¹H NMR (400 MHz, DMSO-d₆), mixture of inseparable diastereomers, d.r. = ~4:1 (A:B):δ = 7.57–7.43 (m, A+B, Ar, 3H), 7.43–7.20 (m, A+B, Ar, 8H), 7.20–7.13 (m, A+B, Ar, 2H), 7.03–6.77 (m, A+B, Ar, 5H), 6.65–6.58 (m, A+B, Ar + C^4aH, 1.2H), 6.43 (s, A, C^4aH, 0.8H), 5.06 (d, J = 16.5 Hz, A, CH₂Ph, 0.8H), 4.90 (d, J = 16.5 Hz, B, 0.2H), 4.79 (d, J = 15.8 Hz, B, CH₂Ph, 0.2H), 4.67 (d, J = 15.8 Hz, A, CH₂Ph, 0.8H), 4.61–4.50 (m, A+B, CH₂Ph, 1.8H), 4.38 (d, J = 15.7 Hz, B, CH₂Ph, 0.2H), [4.02 (s, B, OMe), 4.01 (s, A, OMe), ∑ 3H], 3.91 (dq, J = 10.8, 7.1 Hz, B, CH₃CH₂, 0.2H), 3.82–3.56 (m, A+B, CH₃CH₂, 1.8H), [3.58 (s, A, OMe), 3.53 (s, B, OMe), ∑ 3H], and [0.96 (t, J = 7.1 Hz, B, CH₃CH₂), 0.64 (t, J = 7.1 Hz, A, CH₃CH₂), ∑ 3H].

Crystal data of compound 2. C₄₃H₃₅N₅O₇, M = 733.76, triclinic, space group P–1, a = 10.5783(13) Å, b = 11.5582(14) Å, c = 15.551(2) Å, α = 86.823(10)°, β = 75.467(11)°, γ = 84.391(10)°, V = 1830.8(4) ų, T = 295(2) K, Z = 2, and µ(Mo Kα) = 0.092 mm⁻¹. The final refinement parameters: R₁ = 0.0663 (for observed 4284 reflections with I > 2σ(I)); wR₂ = 0.1432 (for all independent 8521 reflections, R_int = 0.0663); and S = 1.008. CCDC 2512081 contains the supplementary crystallographic data for this paper.

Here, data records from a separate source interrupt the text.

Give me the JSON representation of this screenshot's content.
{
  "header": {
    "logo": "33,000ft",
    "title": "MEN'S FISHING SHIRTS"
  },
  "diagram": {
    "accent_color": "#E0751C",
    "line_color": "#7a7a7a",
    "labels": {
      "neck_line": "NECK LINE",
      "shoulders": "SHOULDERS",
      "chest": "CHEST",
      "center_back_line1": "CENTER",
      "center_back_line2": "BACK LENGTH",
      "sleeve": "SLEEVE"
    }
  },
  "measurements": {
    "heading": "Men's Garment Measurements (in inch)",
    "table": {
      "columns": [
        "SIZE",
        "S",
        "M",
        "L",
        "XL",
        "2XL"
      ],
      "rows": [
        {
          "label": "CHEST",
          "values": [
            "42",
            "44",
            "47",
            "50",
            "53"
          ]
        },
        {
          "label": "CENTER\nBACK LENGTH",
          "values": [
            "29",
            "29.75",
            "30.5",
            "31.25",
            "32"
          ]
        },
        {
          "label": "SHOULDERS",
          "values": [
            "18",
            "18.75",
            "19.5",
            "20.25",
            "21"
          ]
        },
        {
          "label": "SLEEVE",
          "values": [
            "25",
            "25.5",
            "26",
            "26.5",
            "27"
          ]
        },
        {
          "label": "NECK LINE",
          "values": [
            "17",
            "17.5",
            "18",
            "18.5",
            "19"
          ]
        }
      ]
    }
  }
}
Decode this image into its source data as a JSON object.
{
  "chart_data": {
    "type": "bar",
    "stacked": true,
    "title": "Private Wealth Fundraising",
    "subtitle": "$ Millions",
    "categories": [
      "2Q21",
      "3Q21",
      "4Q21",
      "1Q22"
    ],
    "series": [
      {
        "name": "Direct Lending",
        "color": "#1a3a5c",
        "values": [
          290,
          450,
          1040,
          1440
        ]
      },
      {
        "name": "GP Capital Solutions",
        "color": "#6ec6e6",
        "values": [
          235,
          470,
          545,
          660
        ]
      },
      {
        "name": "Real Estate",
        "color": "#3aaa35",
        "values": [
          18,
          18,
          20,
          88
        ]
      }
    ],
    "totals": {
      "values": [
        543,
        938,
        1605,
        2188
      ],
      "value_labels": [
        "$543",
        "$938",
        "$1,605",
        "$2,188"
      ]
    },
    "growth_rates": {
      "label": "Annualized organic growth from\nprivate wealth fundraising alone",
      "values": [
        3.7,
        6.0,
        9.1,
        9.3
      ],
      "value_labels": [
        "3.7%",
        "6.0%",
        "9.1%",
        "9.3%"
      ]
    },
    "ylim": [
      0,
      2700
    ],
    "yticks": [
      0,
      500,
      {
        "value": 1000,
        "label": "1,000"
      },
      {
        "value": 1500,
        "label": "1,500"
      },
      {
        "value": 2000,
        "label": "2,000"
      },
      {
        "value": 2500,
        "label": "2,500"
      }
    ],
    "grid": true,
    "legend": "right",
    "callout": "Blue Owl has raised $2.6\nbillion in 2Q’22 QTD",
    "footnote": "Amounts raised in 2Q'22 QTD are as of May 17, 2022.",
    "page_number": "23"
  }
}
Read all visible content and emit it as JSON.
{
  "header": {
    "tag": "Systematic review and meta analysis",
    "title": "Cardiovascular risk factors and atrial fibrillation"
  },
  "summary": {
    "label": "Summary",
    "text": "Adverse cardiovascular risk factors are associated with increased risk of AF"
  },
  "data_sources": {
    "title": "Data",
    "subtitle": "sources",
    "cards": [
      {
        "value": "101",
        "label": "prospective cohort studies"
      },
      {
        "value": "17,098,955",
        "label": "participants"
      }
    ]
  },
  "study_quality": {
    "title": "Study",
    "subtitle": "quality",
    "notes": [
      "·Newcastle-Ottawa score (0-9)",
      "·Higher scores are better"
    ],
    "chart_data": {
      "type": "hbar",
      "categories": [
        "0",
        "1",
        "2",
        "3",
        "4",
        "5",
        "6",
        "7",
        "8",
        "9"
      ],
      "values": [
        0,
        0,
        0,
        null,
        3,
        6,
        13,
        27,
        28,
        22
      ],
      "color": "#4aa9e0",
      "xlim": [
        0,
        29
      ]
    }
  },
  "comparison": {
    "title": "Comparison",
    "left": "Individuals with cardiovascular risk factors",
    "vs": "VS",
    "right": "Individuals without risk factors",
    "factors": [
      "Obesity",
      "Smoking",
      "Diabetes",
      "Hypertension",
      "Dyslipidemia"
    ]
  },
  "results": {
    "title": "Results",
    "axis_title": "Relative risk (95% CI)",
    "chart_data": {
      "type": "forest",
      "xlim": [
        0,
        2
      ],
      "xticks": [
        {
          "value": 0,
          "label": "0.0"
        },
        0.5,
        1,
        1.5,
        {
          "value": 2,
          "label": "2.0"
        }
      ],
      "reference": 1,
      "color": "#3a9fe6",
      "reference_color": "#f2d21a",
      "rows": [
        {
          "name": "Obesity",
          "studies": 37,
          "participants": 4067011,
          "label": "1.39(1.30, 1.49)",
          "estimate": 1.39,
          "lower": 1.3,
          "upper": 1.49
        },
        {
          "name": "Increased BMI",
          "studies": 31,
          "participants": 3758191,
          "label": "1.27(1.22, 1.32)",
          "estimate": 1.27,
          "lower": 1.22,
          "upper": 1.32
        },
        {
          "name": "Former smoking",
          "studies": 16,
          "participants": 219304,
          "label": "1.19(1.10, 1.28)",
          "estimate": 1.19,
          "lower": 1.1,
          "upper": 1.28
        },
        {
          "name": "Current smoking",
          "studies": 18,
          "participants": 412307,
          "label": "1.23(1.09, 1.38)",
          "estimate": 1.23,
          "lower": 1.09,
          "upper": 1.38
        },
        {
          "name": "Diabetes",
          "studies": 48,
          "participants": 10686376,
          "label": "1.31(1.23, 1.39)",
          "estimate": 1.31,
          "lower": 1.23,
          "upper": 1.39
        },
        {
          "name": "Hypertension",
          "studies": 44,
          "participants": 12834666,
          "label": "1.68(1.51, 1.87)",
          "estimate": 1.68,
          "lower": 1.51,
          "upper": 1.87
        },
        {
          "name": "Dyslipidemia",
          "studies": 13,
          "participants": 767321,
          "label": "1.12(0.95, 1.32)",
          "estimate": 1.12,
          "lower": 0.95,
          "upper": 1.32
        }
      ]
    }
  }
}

These data can be obtained free of charge via http://www.ccdc.cam.ac.uk/structures/ (accessed on 29 December 2025) (or from the CCDC, 12 Union Road, Cambridge CB2 1EZ, UK; Fax: +44 1223 336033; and E-mail: deposit@ccdc.cam.ac.uk).

4. Conclusions

In conclusion, we have developed a method for the synthesis of spiro[benzo[4,5]imidazo[1,2-a]pyridine-3,3’-pyrrole] 2 as a diastereomeric mixture in moderate yield via a three-component reaction of 3-ylidenepyrrol-2-one, DMAD, and 1-benzylbenzimidazole. The product 2 is less prone to epimerization in solution than its pyridine-based analog 3.